The reptile collections include approximately 1,200 specimens. Most of our reptiles are preserved in alcohol. A full catalogue has been completed, with all specimens detailed in our database.
- Collins Field Guide to the Reptiles and Amphibians of Britain and Europe, Nick Arnold, 2002, Harper Collins, London.
- Life in Cold Blood, David Attenborough, 2007, BBC Books, London
- The New Encyclopedia of Reptiles and Amphibians, Tim Halliday and Kraig Adler, 2002, Oxford University Press
Snakes have never been native to Ireland. While they are common on the continent of Europe and a small number of species are native to the neighbouring island of Britain, no remains have been found in Ireland. There are Irish specimens of snakes in the museum collections however. All are the same species – the Grass Snake (Natrix natrix), which was a common pet in the twentieth century. Our earliest record of an Irish snake was the offer of a specimen for sale in 1892, but a letter in our archives shows that the snake was destroyed due to a 'nervous sister'.

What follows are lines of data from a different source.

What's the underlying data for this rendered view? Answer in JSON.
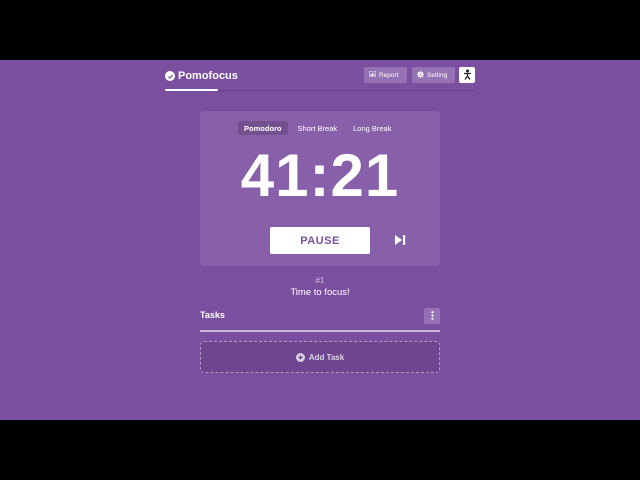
{
  "app": {
    "name": "Pomofocus"
  },
  "header": {
    "report_label": "Report",
    "setting_label": "Setting",
    "progress_fraction": 0.17
  },
  "modes": [
    {
      "label": "Pomodoro",
      "active": true
    },
    {
      "label": "Short Break",
      "active": false
    },
    {
      "label": "Long Break",
      "active": false
    }
  ],
  "timer": {
    "display": "41:21"
  },
  "controls": {
    "pause_label": "PAUSE"
  },
  "session": {
    "round": "#1",
    "message": "Time to focus!"
  },
  "tasks": {
    "title": "Tasks",
    "add_label": "Add Task"
  },
  "colors": {
    "background": "#7b4fa0",
    "accent": "#ffffff"
  },
  "icons": {
    "brand": "check-circle-icon",
    "report": "bar-chart-icon",
    "setting": "gear-icon",
    "user": "user-icon",
    "skip": "skip-next-icon",
    "menu": "vertical-dots-icon",
    "add": "plus-circle-icon"
  }
}
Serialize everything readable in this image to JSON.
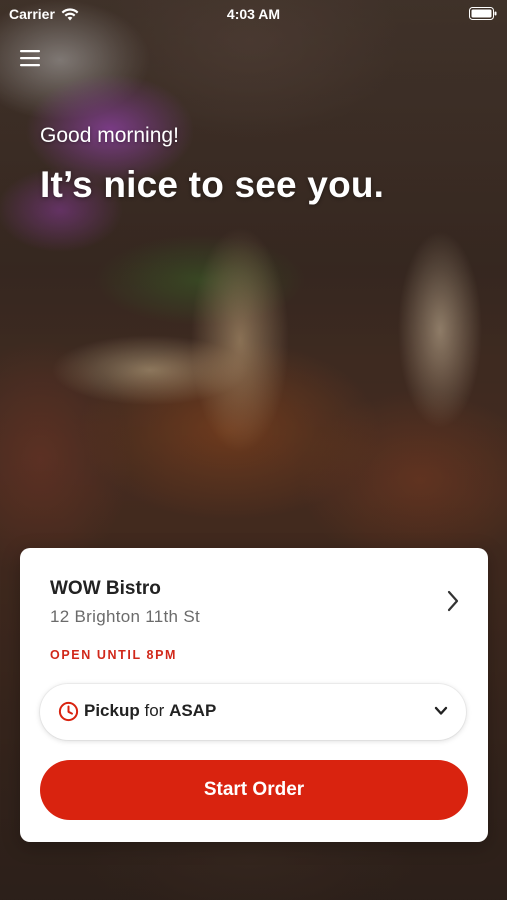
{
  "status_bar": {
    "carrier": "Carrier",
    "time": "4:03 AM"
  },
  "header": {
    "greeting": "Good morning!",
    "headline": "It’s nice to see you."
  },
  "store": {
    "name": "WOW Bistro",
    "address": "12 Brighton 11th St",
    "hours": "OPEN UNTIL 8PM"
  },
  "order_mode": {
    "mode": "Pickup",
    "connector": "for",
    "time": "ASAP"
  },
  "actions": {
    "start_order": "Start Order"
  },
  "colors": {
    "accent": "#d9230f",
    "hours_text": "#d1281a",
    "card_bg": "#ffffff"
  },
  "icons": {
    "menu": "hamburger-menu-icon",
    "wifi": "wifi-icon",
    "battery": "battery-icon",
    "store_chevron": "chevron-right-icon",
    "clock": "clock-icon",
    "dropdown": "chevron-down-icon"
  }
}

In 1898 a specimen did make it into the collections. It was found dead on Ranelagh Row in Dublin. Further specimens were found in Greystones (1900), Sandymount (1925), Rathgar (1930), and Ballymahon (1933). In the modern pet trade there are snakes of a great many species in Irish collections. Some have escaped but to date there are no known examples of them surviving to breed in the wild.